Word of the child’s whereabouts came from Clonaid President Brigitte Boisselier, who triggered a media frenzy in December by announcing Baby Eve’s birth, then reneged on a promise to allow DNA tests to prove that the child was indeed a clone.
That only fueled skepticism that the claim by Clonaid, which has links to a cult called the Raelians, was a hoax.
”That is news to me,” said Miki Arbel, consul general of Israel to Florida, informed of the claim that Eve is in Israel.
Broward Circuit Judge John Frusciante, initially rebuffed Clonaid’s efforts to get the case dismissed, expressed frustration with Clonaid’s answers.
”I’m spinning wheels here,” he said.
Frusciante asked Clonaid lawyer Barry Wax whether Clonaid Vice President Thomas Kaenzig, who was ordered Jan. 22 to appear in person Wednesday, was present. Wax answered that he did not come, but that Boisselier was there in Kaenzig’s place.
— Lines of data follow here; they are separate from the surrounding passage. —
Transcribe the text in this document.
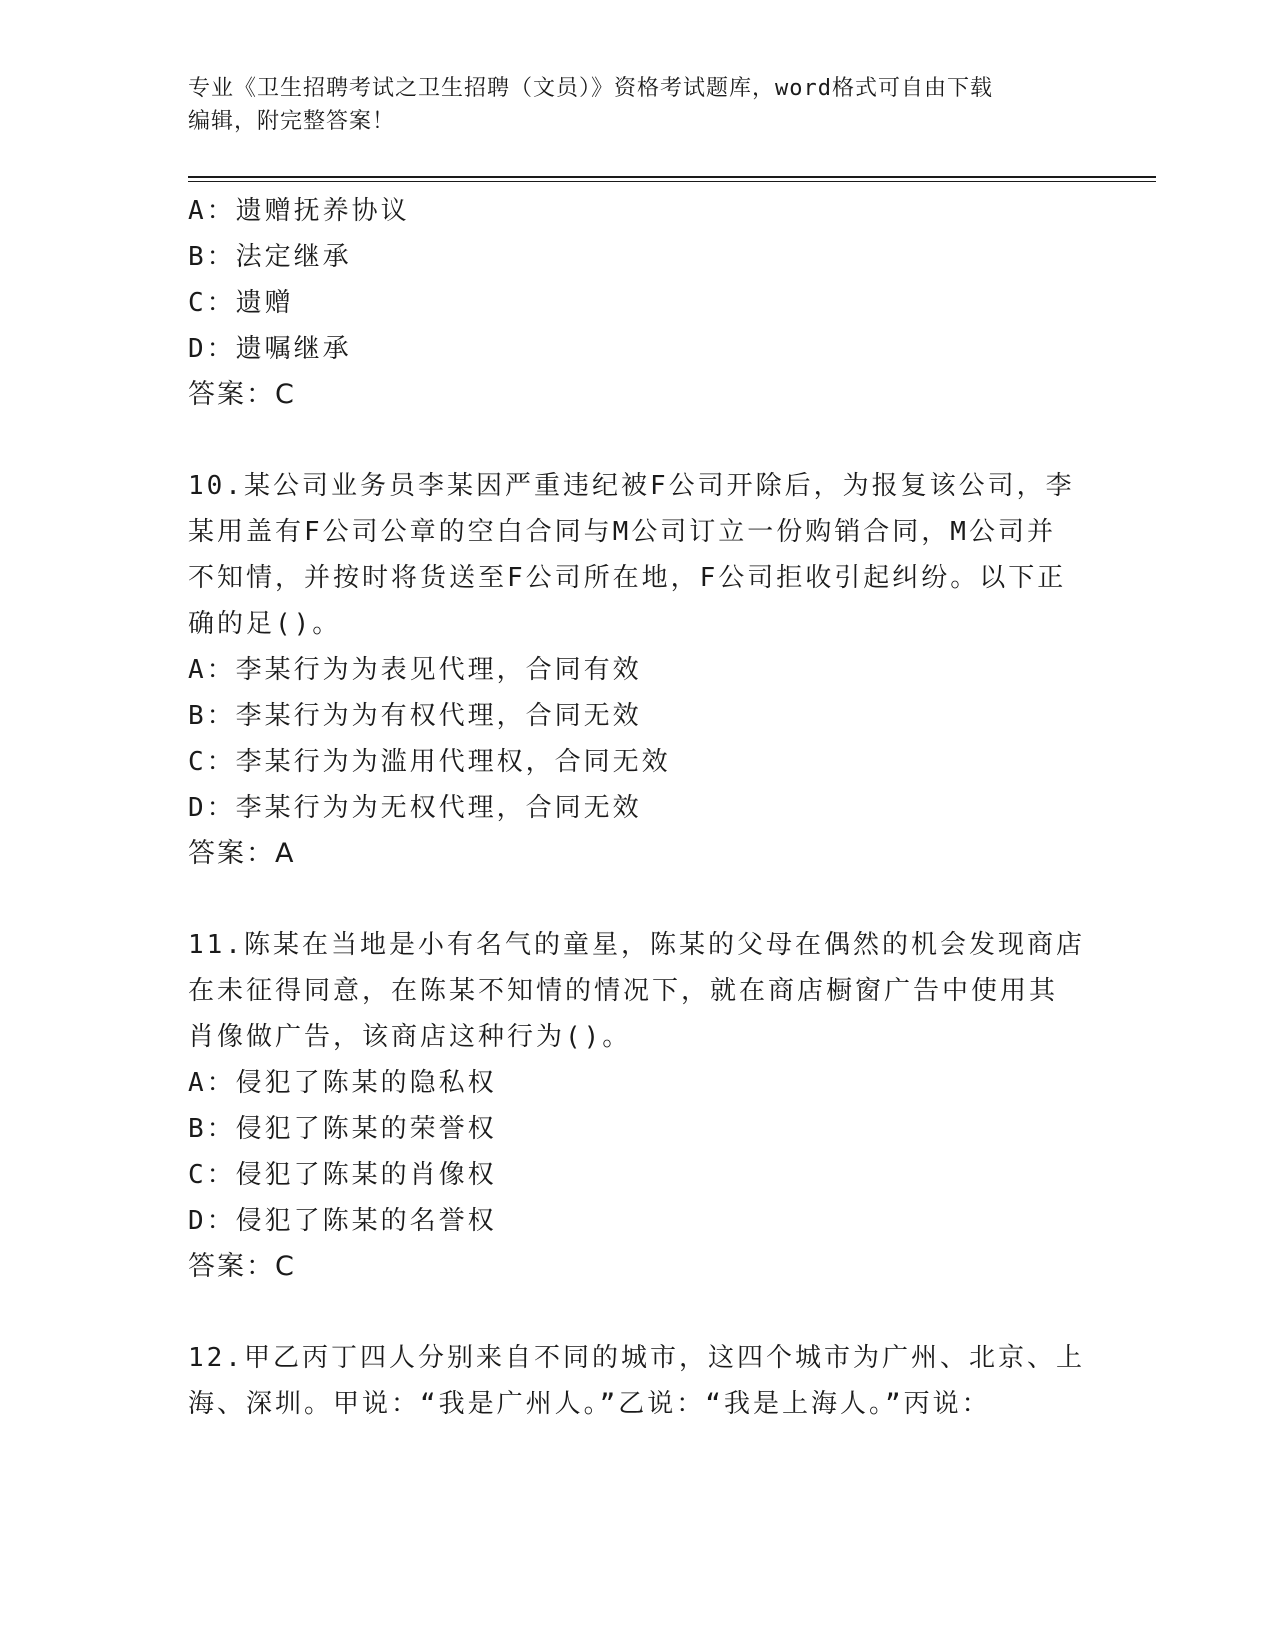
专业《卫生招聘考试之卫生招聘（文员）》资格考试题库，word格式可自由下载
编辑，附完整答案！
A：遗赠抚养协议
B：法定继承
C：遗赠
D：遗嘱继承
答案：C
10.某公司业务员李某因严重违纪被F公司开除后，为报复该公司，李
某用盖有F公司公章的空白合同与M公司订立一份购销合同，M公司并
不知情，并按时将货送至F公司所在地，F公司拒收引起纠纷。以下正
确的足()。
A：李某行为为表见代理，合同有效
B：李某行为为有权代理，合同无效
C：李某行为为滥用代理权，合同无效
D：李某行为为无权代理，合同无效
答案：A
11.陈某在当地是小有名气的童星，陈某的父母在偶然的机会发现商店
在未征得同意，在陈某不知情的情况下，就在商店橱窗广告中使用其
肖像做广告，该商店这种行为()。
A：侵犯了陈某的隐私权
B：侵犯了陈某的荣誉权
C：侵犯了陈某的肖像权
D：侵犯了陈某的名誉权
答案：C
12.甲乙丙丁四人分别来自不同的城市，这四个城市为广州、北京、上
海、深圳。甲说：“我是广州人。”乙说：“我是上海人。”丙说：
Boisselier, the coordinator of Clonaid’s Hollywood, Fla., news conference held last December to announce the child’s birth, claims to be the only person to have been in contact with the child and its family over the past few months. However, she told the court she had ”lost touch” with them recently and had only seen the baby on videotape over the past few weeks.
Boisselier explained that a lawsuit to determine the welfare of the child, filed by Coral Gables attorney Bernard Siegel and assigned to Frusciante, had scared the parents into hiding. They feared the state would try to take the baby away.
A member of the Raelians religious cult that believes human life was created by space aliens, Boisselier testified that the child was not born in Florida and has never been in Florida. She sought to assure Frusciante that a team of pediatricians are looking after the child.
Frusciante lectured her on the ethics of cloning human life.
”You cannot pursue human cloning with impunity,” the judge warned Boisselier. ”We must not stand for the creation of life or the end of it as an experiment and many believe that cloning is in its experimental stage.” Officials with the Florida Department of Children & Families, represented by about a half-dozen people in court Wednesday, said they were unsure whether Israel has a child-welfare agency capable of looking into the case.
”All we can do is hope that there is some entity in that country to look into this,” said David Bazerman, a longtime child advocate and director of Broward’s Dependency Law Project. “I will be doing some research on it today.”
Arbel said Israeli law does not expressly forbid cloning, but that the practice is just as controversial there as it is in the United States.
Although Arbel noted that ”the vast majority of people in Israel are against cloning as such,” he said the legal issues pertaining to the procedure haven’t been debated in his country. He said the nation is, however, at the forefront of the related field of stem-cell research, which uses cloned human cells for laboratory purposes.
Herald staff writer Daniel de Vise contributed to this report.